Encryption in transit Live

• All portal traffic is served exclusively over TLS (HTTPS).
• Internal replication and backup transfers run over encrypted channels.

Backups & recovery Live

• Nightly backups of databases, customer designs, and configuration to a separate system, transferred over an encrypted channel, with multi-day retention and documented restore procedures.

Customer data handling Live

• Each design-partner account works in its own access-controlled workspace; accounts see their own designs and activity.
• Self-service data export of your account record and activity; deletion requests are queued, processed by an administrator, and confirmed back to you.
• Your boundaries, designs, and as-builts are treated as confidential and are not used to benefit other customers without a de-identified-feedback agreement you sign explicitly.

SOC 2 Program underway

A SOC 2 readiness program is underway, scoped to Security, Availability, and Confidentiality, on the standard path of readiness → audit → Type II report. We are not yet SOC 2 certified and do not claim to be. Ask us for current program status during procurement.
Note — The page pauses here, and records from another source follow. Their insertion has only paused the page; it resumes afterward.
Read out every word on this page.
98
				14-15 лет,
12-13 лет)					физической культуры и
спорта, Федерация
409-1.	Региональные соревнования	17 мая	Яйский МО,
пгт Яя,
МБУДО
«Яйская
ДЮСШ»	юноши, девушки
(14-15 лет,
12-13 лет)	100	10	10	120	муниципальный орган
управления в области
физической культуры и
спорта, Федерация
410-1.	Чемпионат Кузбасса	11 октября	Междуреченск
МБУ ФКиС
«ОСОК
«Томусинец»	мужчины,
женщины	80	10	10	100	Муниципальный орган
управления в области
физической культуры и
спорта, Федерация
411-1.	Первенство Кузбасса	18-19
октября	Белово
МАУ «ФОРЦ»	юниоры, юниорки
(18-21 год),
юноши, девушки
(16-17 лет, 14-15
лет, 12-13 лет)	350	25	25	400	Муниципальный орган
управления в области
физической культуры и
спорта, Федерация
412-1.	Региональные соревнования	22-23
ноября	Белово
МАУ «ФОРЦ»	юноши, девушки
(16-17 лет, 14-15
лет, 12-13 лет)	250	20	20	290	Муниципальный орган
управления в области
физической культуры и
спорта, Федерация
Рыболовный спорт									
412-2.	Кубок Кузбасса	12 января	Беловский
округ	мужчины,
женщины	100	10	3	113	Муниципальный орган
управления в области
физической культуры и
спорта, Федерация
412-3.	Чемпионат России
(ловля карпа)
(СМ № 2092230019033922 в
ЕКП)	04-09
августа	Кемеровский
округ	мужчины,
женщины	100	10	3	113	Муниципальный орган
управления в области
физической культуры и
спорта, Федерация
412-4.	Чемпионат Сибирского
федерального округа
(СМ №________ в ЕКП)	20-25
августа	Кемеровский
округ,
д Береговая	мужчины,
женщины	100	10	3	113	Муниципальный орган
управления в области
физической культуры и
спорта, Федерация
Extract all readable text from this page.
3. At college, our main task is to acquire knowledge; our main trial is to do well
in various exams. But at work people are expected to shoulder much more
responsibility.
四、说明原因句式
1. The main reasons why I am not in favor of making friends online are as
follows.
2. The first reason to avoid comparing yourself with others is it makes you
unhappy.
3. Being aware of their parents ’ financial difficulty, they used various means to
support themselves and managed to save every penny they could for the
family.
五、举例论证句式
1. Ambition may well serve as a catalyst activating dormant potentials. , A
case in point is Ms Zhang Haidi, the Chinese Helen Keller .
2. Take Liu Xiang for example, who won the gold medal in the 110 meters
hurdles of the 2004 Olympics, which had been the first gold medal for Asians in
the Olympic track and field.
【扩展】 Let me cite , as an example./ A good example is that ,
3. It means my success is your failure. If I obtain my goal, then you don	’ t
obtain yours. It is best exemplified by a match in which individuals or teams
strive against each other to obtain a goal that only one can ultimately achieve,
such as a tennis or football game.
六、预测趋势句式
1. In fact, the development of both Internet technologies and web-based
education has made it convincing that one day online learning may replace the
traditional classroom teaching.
Enterprise hosting & isolation roadmap Roadmap

• Migration to managed cloud infrastructure with encryption at rest, managed key handling, and per-tenant storage isolation.
• SSO/SAML for enterprise identity providers.
• Independent penetration testing and recurring vulnerability scanning as part of the SOC 2 window.

Until those land we deliberately run a small, NDA-bound design-partner program rather than open multi-tenant onboarding — the honest way to operate at our current stage.